Depois do debate com Biden, da decisão do Supremo quanto à imunidade presidencial, de descartado o processo dos documentos de Mar-a-Lago e adiada a sentença do caso Stormy Daniels, e agora com J. D. Vance, o escolhido para vice-presidente que dá juventude à candidatura, faltava a Trump o teste da bala para se tornar à prova de bala.
Bastou o debate, escrevi aqui, para lhe abrir os portas da Casa Branca. O desequilíbrio entre Biden e Trump foi trágico. Biden precisava de provar ser quem já não é, um homem apto - e Trump precisava apenas de provar ser quem é, um homem inapto.
Mas veio o atentado, a bala cujo percurso uma fotografia captou a meio centímetro do assassinato, e o político que já era imune à política sublimou-se. Trump agora é outra coisa, um monstro inderrotável. Tornou-se criador e criatura, perpetrador e vítima. A América divisa que o próprio criou - o clima de desconfiança, de ataque pessoal, de “inimigação” do oponente e de propaganda sem escrúpulos - virou-se momentaneamente contra ele pela mão de um desgraçado de vinte anos. E a partir desse momento o grande divisor pôde ser o grande pacificador.

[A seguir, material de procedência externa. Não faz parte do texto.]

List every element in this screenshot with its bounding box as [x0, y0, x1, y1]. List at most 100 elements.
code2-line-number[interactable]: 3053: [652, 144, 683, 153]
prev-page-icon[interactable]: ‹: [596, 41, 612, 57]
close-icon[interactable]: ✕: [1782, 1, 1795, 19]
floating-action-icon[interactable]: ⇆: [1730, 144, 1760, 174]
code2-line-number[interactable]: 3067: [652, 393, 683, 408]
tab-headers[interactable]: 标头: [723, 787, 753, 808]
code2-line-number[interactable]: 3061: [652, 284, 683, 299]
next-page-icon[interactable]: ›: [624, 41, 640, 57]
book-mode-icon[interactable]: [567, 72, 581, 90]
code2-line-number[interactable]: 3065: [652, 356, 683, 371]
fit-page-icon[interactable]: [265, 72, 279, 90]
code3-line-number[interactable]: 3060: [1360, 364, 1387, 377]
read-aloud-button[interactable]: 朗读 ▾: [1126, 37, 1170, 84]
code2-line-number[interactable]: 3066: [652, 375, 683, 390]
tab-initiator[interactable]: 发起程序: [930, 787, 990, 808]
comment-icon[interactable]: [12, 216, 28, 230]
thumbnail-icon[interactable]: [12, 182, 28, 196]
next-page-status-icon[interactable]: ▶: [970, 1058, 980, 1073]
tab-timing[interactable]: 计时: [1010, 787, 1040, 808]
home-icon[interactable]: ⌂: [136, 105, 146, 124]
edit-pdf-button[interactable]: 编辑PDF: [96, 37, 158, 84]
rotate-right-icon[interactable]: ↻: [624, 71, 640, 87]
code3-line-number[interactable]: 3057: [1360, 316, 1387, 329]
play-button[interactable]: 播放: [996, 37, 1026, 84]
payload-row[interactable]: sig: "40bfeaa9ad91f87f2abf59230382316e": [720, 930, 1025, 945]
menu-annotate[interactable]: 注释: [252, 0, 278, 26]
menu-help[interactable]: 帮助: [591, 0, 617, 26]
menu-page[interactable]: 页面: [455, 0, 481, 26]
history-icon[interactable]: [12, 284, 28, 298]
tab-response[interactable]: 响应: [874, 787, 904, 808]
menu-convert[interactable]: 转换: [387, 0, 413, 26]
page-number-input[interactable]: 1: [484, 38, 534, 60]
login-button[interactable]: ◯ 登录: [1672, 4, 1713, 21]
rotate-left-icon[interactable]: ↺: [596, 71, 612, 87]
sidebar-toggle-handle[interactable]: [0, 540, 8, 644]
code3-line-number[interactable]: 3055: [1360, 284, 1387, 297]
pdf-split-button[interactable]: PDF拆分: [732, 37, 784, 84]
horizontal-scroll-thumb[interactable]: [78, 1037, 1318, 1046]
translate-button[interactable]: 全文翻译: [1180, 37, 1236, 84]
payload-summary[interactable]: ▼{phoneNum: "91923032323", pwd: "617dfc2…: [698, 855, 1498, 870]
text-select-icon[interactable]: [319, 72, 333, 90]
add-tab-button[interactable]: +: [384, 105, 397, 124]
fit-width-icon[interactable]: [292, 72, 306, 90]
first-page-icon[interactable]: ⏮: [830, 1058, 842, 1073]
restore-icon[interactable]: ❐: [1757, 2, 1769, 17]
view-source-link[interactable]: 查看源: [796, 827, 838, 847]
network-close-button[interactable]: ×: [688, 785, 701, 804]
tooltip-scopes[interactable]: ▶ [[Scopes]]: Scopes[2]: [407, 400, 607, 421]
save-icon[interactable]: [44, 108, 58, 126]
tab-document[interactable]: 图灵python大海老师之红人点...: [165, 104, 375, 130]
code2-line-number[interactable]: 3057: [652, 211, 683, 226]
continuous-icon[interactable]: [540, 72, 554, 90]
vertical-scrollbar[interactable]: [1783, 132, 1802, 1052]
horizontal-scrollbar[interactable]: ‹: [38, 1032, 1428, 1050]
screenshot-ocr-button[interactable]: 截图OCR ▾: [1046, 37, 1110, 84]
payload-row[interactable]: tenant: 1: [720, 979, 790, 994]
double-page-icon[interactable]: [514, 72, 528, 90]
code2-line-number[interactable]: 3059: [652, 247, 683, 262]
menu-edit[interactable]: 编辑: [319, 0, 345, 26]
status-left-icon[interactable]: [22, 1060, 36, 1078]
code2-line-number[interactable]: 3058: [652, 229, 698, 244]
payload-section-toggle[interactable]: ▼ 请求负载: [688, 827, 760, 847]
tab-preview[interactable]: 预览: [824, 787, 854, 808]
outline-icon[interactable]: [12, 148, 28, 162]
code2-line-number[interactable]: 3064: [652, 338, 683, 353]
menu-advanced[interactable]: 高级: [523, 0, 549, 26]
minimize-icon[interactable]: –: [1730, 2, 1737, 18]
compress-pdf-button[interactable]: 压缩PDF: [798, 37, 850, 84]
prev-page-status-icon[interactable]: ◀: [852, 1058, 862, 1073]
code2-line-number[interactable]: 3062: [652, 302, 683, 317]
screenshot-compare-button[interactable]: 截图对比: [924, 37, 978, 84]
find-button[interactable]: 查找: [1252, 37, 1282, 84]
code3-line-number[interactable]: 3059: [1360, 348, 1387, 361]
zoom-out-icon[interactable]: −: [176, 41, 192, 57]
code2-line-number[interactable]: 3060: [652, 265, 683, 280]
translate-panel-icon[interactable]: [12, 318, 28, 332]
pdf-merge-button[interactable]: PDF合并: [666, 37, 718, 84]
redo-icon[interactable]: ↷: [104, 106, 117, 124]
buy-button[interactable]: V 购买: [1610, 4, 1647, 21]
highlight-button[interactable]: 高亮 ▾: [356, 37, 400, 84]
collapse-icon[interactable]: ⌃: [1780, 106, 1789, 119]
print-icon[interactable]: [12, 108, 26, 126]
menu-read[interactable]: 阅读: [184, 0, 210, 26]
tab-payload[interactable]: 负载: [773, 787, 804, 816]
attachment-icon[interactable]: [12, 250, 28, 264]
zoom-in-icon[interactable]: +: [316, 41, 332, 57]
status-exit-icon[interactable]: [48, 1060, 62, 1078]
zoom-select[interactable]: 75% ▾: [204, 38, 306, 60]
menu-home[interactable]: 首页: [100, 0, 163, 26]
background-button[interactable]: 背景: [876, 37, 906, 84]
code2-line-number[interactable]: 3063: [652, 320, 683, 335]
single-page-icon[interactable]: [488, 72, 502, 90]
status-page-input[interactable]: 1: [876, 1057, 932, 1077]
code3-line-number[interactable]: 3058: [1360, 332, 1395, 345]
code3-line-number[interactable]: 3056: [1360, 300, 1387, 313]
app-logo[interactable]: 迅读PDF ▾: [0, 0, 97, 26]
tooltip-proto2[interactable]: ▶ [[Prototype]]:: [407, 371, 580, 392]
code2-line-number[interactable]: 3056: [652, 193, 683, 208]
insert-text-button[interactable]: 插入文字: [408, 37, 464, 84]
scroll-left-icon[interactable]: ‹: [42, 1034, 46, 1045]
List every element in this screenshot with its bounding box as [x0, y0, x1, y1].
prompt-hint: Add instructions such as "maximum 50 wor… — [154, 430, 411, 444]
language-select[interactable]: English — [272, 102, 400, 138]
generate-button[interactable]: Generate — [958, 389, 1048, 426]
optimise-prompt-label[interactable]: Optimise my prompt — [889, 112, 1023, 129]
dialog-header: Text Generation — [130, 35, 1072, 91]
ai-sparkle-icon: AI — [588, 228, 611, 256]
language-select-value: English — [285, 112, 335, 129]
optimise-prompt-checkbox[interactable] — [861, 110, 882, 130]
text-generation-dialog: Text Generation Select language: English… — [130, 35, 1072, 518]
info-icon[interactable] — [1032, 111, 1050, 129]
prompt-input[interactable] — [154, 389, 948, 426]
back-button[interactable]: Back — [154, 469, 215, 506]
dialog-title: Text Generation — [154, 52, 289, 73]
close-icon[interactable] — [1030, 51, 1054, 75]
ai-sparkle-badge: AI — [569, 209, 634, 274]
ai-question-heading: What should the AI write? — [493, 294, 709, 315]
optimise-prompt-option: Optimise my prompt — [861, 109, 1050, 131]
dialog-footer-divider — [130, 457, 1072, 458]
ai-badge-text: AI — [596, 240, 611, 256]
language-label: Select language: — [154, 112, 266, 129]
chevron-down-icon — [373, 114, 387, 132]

“Trump sobreviveu a um atentado, Biden sobreviverá às gaffes?”, perguntava ontem uma parangona. O patético da pergunta traduz a disparidade insanável entre os candidatos. Para um, uma bala é tão inofensiva como uma gaffe. Para outro, uma gaffe é tão letal como uma bala.
Entretanto chegaram as teorias da conspiração (mais válidas quando são invenções sobre pessoas de quem não gostamos), mas é inegável que a bala era para matar e que Trump não morreu por acaso. E também acho inegável que a sua reacção fica para a história: quantos teriam sido capazes de aproveitar a quase morte para se eternizarem? Quantos ergueriam aquele punho?
Nada disto tem que ver com política. Nada disto tem que ver com política há muito tempo. A criatura Trump, o homem ungido, o sobrevivente que evoca a mão de Deus, já não é deste mundo. Vive de aura, vive de paixão e de devoção - até há quem lhe acenda velas. É tenebroso e perigoso como figuras históricas que achávamos irrepetíveis. Quase poderíamos falar dele em latim. E, claro, também em latim poderíamos dizer-lhe “vade retro”, mas já ninguém nos livra deste parente de Calígula.